La conclusion générale de l’ouvrage propose la figure du « double » comme la figure « par excellence » du XXe siècle, d’un siècle où le dédoublement est une « évidence banale ». C’est de cette conclusion que l’on peut se sentir frustré, comme c’est le cas avec maint bon essai : si la relation entre le réalisme propre au XXe siècle (la « volonté de réel » par quoi Alain Badiou définissait ce siècle) et le « double » comme étant sa paradoxale conséquence a effectivement été étudiée, on peut trouver dommage que cette conclusion ne s’appuie pas sur la fin de la dernière partie de l’ouvrage et le chapitre consacré à la « confusion des genres » pour en tirer la conclusion qui s’impose pour une étude de la littérature de ce début de XXIe siècle : la nécessaire relation entre l’esthétique du double et la profusion des récits autofictionnels. Cela nécessitait certainement un nouveau travail, inexistant jusqu’ici, qui serait le prolongement et l’aboutissement des travaux existants sur l’autofiction, mais aussi sur le « double », dont ce livre est un apport nécessaire.

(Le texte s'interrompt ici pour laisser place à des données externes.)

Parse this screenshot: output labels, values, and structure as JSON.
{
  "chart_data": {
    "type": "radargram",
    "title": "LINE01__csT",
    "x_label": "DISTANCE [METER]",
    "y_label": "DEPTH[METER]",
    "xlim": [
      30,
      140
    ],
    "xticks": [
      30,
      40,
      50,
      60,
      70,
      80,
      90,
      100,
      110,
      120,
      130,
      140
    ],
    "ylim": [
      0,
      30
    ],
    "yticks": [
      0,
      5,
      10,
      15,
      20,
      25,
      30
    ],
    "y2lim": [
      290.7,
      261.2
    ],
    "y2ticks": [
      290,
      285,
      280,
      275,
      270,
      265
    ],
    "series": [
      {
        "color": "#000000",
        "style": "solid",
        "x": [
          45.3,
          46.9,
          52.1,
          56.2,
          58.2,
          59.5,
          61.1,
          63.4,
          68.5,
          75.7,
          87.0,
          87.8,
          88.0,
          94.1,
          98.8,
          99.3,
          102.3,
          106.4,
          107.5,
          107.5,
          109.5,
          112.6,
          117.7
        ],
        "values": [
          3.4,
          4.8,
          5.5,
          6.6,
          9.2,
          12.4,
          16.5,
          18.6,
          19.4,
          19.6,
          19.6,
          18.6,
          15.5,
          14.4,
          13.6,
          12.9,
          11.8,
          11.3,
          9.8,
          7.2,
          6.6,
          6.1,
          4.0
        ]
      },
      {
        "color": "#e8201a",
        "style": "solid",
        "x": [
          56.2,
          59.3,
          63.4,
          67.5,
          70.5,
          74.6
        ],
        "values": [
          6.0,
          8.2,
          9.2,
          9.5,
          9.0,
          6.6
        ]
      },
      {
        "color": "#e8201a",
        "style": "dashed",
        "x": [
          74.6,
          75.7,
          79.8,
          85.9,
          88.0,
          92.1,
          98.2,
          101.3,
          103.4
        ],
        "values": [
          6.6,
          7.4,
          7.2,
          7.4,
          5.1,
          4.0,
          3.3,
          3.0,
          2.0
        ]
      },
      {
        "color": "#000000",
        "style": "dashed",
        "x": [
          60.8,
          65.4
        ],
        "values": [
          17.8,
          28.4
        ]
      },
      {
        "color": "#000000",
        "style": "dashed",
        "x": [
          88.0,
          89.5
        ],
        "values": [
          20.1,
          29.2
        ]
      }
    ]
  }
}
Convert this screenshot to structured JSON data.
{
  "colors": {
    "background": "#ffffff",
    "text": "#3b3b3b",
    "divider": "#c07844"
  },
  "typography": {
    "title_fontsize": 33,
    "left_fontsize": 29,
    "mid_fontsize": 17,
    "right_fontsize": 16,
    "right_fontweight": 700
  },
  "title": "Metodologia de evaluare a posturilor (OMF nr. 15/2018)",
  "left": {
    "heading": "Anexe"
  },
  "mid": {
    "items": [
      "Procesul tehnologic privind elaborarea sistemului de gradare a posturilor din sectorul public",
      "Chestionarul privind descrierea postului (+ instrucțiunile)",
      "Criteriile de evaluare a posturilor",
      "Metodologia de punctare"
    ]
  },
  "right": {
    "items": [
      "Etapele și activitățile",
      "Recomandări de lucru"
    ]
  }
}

Cet ouvrage de quelque 400 pages est minutieusement référencé :
d’un glossaire, établissant un champ notionnel du « double », forcément non exhaustif, détaillant plus de cent dix notices ;
d’une double bibliographie, l’une consacrée aux récits de doubles au XXe siècle (qui donne, du coup, envie de le prolonger de ses propres lectures), et une seconde, citant les ouvrages à l’étude ainsi que la liste de ceux, notamment critiques, sur lesquels s’est appuyée la réflexion.
Ce glossaire, ces bibliographies, offrent en eux-mêmes, indépendamment de l’ouvrage, des outils solides pour tout chercheur ou enseignant qui entreprendrait de travailler sur la question du double.
Quant à l’ouvrage lui-même, il affiche clairement ses entrées par la redondance d’un sommaire analytique en début et d’une table des matières en fin de volume, mais également par la présence d’un quadruple index : auteurs (littéraires), œuvres, personnages et auteurs critiques.